In Cloudflare’s DNS management panel, set up DNS records:
Add an A record to point shareus.com to the Hosting Provider’s server IP, enabling Cloudflare’s proxy (orange cloud) for traffic acceleration and security.
Configure SSL/TLS (e.g., Cloudflare’s free Universal SSL) for HTTPS.
Add MX records if email services are needed.
Wait for DNS propagation (typically 24-48 hours) for global DNS updates.
3. Deploy the Website
Upload website files (HTML, CSS, images, etc., or dynamic site code and databases) to the Hosting Provider’s server.
Configure the server:
For static sites, place files in the web server root (e.g., /var/www/html).
For dynamic sites, install and configure a web server (e.g., Nginx or Apache), runtime (e.g., PHP, Python), and database (e.g., MySQL).

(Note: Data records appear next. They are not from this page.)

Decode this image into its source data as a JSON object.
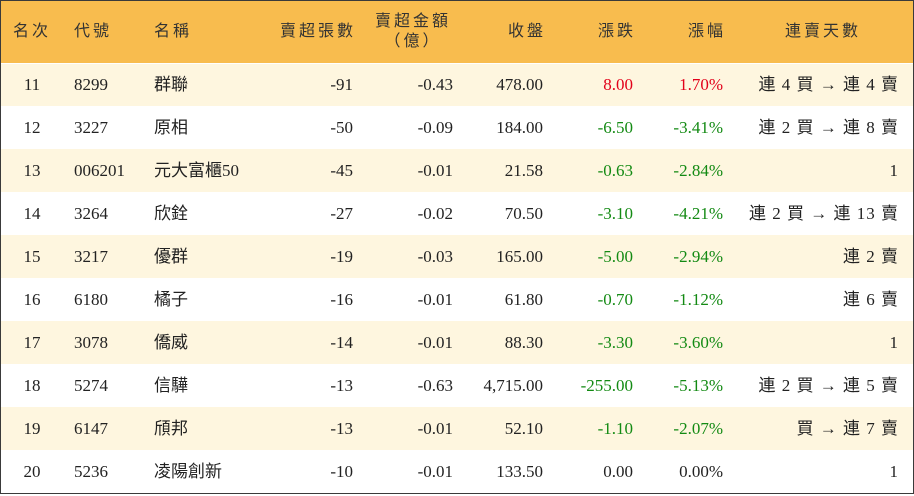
{
  "chart_data": {
    "type": "table",
    "columns": {
      "rank": "名次",
      "code": "代號",
      "name": "名稱",
      "sell_volume": "賣超張數",
      "sell_amount": "賣超金額",
      "sell_amount_unit": "（億）",
      "close": "收盤",
      "change": "漲跌",
      "change_pct": "漲幅",
      "streak": "連賣天數"
    },
    "rows": [
      {
        "rank": "11",
        "code": "8299",
        "name": "群聯",
        "sell_volume": "-91",
        "sell_amount": "-0.43",
        "close": "478.00",
        "change": "8.00",
        "change_pct": "1.70%",
        "streak": "連 4 買 → 連 4 賣"
      },
      {
        "rank": "12",
        "code": "3227",
        "name": "原相",
        "sell_volume": "-50",
        "sell_amount": "-0.09",
        "close": "184.00",
        "change": "-6.50",
        "change_pct": "-3.41%",
        "streak": "連 2 買 → 連 8 賣"
      },
      {
        "rank": "13",
        "code": "006201",
        "name": "元大富櫃50",
        "sell_volume": "-45",
        "sell_amount": "-0.01",
        "close": "21.58",
        "change": "-0.63",
        "change_pct": "-2.84%",
        "streak": "1"
      },
      {
        "rank": "14",
        "code": "3264",
        "name": "欣銓",
        "sell_volume": "-27",
        "sell_amount": "-0.02",
        "close": "70.50",
        "change": "-3.10",
        "change_pct": "-4.21%",
        "streak": "連 2 買 → 連 13 賣"
      },
      {
        "rank": "15",
        "code": "3217",
        "name": "優群",
        "sell_volume": "-19",
        "sell_amount": "-0.03",
        "close": "165.00",
        "change": "-5.00",
        "change_pct": "-2.94%",
        "streak": "連 2 賣"
      },
      {
        "rank": "16",
        "code": "6180",
        "name": "橘子",
        "sell_volume": "-16",
        "sell_amount": "-0.01",
        "close": "61.80",
        "change": "-0.70",
        "change_pct": "-1.12%",
        "streak": "連 6 賣"
      },
      {
        "rank": "17",
        "code": "3078",
        "name": "僑威",
        "sell_volume": "-14",
        "sell_amount": "-0.01",
        "close": "88.30",
        "change": "-3.30",
        "change_pct": "-3.60%",
        "streak": "1"
      },
      {
        "rank": "18",
        "code": "5274",
        "name": "信驊",
        "sell_volume": "-13",
        "sell_amount": "-0.63",
        "close": "4,715.00",
        "change": "-255.00",
        "change_pct": "-5.13%",
        "streak": "連 2 買 → 連 5 賣"
      },
      {
        "rank": "19",
        "code": "6147",
        "name": "頎邦",
        "sell_volume": "-13",
        "sell_amount": "-0.01",
        "close": "52.10",
        "change": "-1.10",
        "change_pct": "-2.07%",
        "streak": "買 → 連 7 賣"
      },
      {
        "rank": "20",
        "code": "5236",
        "name": "凌陽創新",
        "sell_volume": "-10",
        "sell_amount": "-0.01",
        "close": "133.50",
        "change": "0.00",
        "change_pct": "0.00%",
        "streak": "1"
      }
    ]
  },
  "colors": {
    "header_bg": "#F8BC4E",
    "row_alt_bg": "#FEF6DF",
    "up": "#E2001A",
    "down": "#138A13",
    "flat": "#222222"
  }
}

Open necessary ports (e.g., 80 for HTTP, 443 for HTTPS) and test server access.
4. Traffic Proxy (Following DNS Rules)
Users visit shareus.com in their browser, and the request routes to Cloudflare’s CDN.
Cloudflare filters attacks (e.g., DDoS), accelerates content via caching, encrypts traffic (if SSL/TLS is enabled), and forwards the request to the Hosting Provider’s server.
The server processes the request, returns the resources, and Cloudflare delivers them to the user, optimizing performance.
If there’s a misconfiguration (e.g., DNS issues, server downtime), users may see errors (e.g., 503), requiring troubleshooting.